I’ve only tried it at bedroom levels at the moment, but the difference the phase switch makes is unbelievable. It’s almost like having a whole new and differently voiced drive pedal. Gone are the nasal overtones around 500hz and back comes the fat low end. I’m pretty certain that it’ll sit in the mix more comfortably, but I still have the option to take it back out of phase if I want that mid focused, high gain “go nuts” tone. And certainly a lot cheaper (£55 inc vat and shipping) than buying the orange pedal.
I don’t get how to “complete” a loop
Plug in the “y” wire
One side the purple BS pedal in
Where do the other wire go ?
You need one of these to use the effects loop. It's a EBS Y-Type Insert Cable.

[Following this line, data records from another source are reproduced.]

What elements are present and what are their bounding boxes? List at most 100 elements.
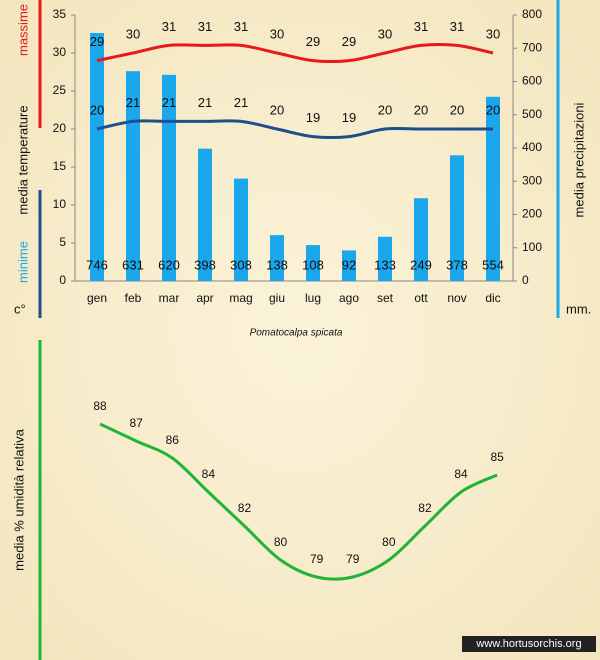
point-label: 31	[450, 19, 464, 34]
point-label: 20	[378, 102, 392, 117]
point-label: 82	[418, 501, 432, 515]
bar	[414, 198, 428, 281]
bar-label: 746	[86, 257, 108, 272]
point-label: 20	[414, 102, 428, 117]
point-label: 79	[346, 552, 360, 566]
point-label: 31	[162, 19, 176, 34]
x-tick-label: feb	[125, 291, 142, 305]
point-label: 20	[450, 102, 464, 117]
y-tick-label: 15	[53, 159, 67, 173]
y-tick-label: 25	[53, 83, 67, 97]
x-tick-label: dic	[485, 291, 500, 305]
x-tick-label: mag	[229, 291, 252, 305]
bar	[378, 236, 392, 281]
bar	[234, 178, 248, 281]
series-label: massime	[15, 4, 30, 56]
y2-tick-label: 700	[522, 40, 542, 54]
point-label: 84	[202, 467, 216, 481]
point-label: 30	[270, 26, 284, 41]
point-label: 84	[454, 467, 468, 481]
point-label: 30	[378, 26, 392, 41]
watermark-bg	[462, 636, 596, 652]
point-label: 88	[93, 399, 107, 413]
point-label: 80	[274, 535, 288, 549]
point-label: 20	[270, 102, 284, 117]
point-label: 19	[306, 110, 320, 125]
x-tick-label: gen	[87, 291, 107, 305]
y2-label: media precipitazioni	[571, 102, 586, 217]
y2-tick-label: 500	[522, 107, 542, 121]
x-tick-label: ago	[339, 291, 359, 305]
point-label: 19	[342, 110, 356, 125]
line	[96, 119, 493, 140]
point-label: 80	[382, 535, 396, 549]
watermark: www.hortusorchis.org	[475, 638, 581, 650]
x-tick-label: lug	[305, 291, 321, 305]
point-label: 21	[234, 95, 248, 110]
y-tick-label: 10	[53, 197, 67, 211]
x-tick-label: nov	[447, 291, 466, 305]
y-label: media % umidità relativa	[11, 428, 26, 570]
y2-unit: mm.	[566, 301, 591, 316]
point-label: 29	[342, 34, 356, 49]
chart-title: Pomatocalpa spicata	[250, 328, 343, 339]
y-label: media temperature	[15, 105, 30, 214]
point-label: 86	[166, 433, 180, 447]
y2-tick-label: 600	[522, 74, 542, 88]
y2-tick-label: 100	[522, 240, 542, 254]
point-label: 20	[486, 102, 500, 117]
point-label: 29	[90, 34, 104, 49]
line	[96, 42, 494, 64]
point-label: 21	[162, 95, 176, 110]
bar-label: 308	[230, 257, 252, 272]
point-label: 31	[234, 19, 248, 34]
bar-label: 378	[446, 257, 468, 272]
bar	[306, 245, 320, 281]
point-label: 21	[126, 95, 140, 110]
bar	[486, 96, 500, 281]
x-tick-label: set	[377, 291, 394, 305]
bar-label: 138	[266, 257, 288, 272]
x-tick-label: mar	[159, 291, 180, 305]
bar-label: 249	[410, 257, 432, 272]
bar-label: 92	[342, 257, 356, 272]
bar-label: 398	[194, 257, 216, 272]
point-label: 21	[198, 95, 212, 110]
y2-tick-label: 800	[522, 7, 542, 21]
bar	[126, 71, 140, 281]
bar-label: 631	[122, 257, 144, 272]
bar	[90, 32, 104, 281]
series-label: minime	[15, 241, 30, 283]
y2-tick-label: 0	[522, 273, 529, 287]
bar-label: 554	[482, 257, 504, 272]
bar	[450, 155, 464, 281]
line	[99, 422, 498, 581]
bar-label: 133	[374, 257, 396, 272]
y-tick-label: 5	[59, 235, 66, 249]
y2-tick-label: 200	[522, 207, 542, 221]
bar-label: 620	[158, 257, 180, 272]
point-label: 82	[238, 501, 252, 515]
point-label: 30	[126, 26, 140, 41]
bar	[342, 250, 356, 281]
point-label: 30	[486, 26, 500, 41]
y-tick-label: 35	[53, 7, 67, 21]
y-tick-label: 0	[59, 273, 66, 287]
y-tick-label: 30	[53, 45, 67, 59]
bar	[198, 148, 212, 281]
point-label: 31	[198, 19, 212, 34]
x-tick-label: apr	[196, 291, 213, 305]
point-label: 87	[129, 416, 143, 430]
x-tick-label: giu	[269, 291, 285, 305]
y2-tick-label: 400	[522, 140, 542, 154]
point-label: 31	[414, 19, 428, 34]
point-label: 85	[490, 450, 504, 464]
y-tick-label: 20	[53, 121, 67, 135]
y-unit: c°	[14, 301, 26, 316]
bar	[162, 74, 176, 281]
x-tick-label: ott	[414, 291, 428, 305]
point-label: 29	[306, 34, 320, 49]
y2-tick-label: 300	[522, 173, 542, 187]
bar-label: 108	[302, 257, 324, 272]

Other manufacturers make them also.
You plug into the input and output of the BS as normal, then use an insert cable like the one above with the stereo plug into the clean or dirty loop and the other ends go to the input/output of whatever you want in the loop.
Basically it's just a way to run send and return from a single jack to save space and cost, but it does make it a pain to use as you need a special cable.
BTW, not a great idea to use a digital pedal like the Spectracomp for this purpose (or in any blend loop). Phase inversion is just a polarity flip with no time delay, so it's easy to invert with a simple buffer stage. However digital pedals like the Spectracomp will add a few milliseconds delay to your signal, causing comb filtering effects when blended (like the hollow metallic sound you get from a flanger, but stuck in one position instead of cycling).
Tip is usually coloured black and is send, and ring is red and return.
But just experiment and see. It will only work one way, and not harm anything if plugged in the wrong way!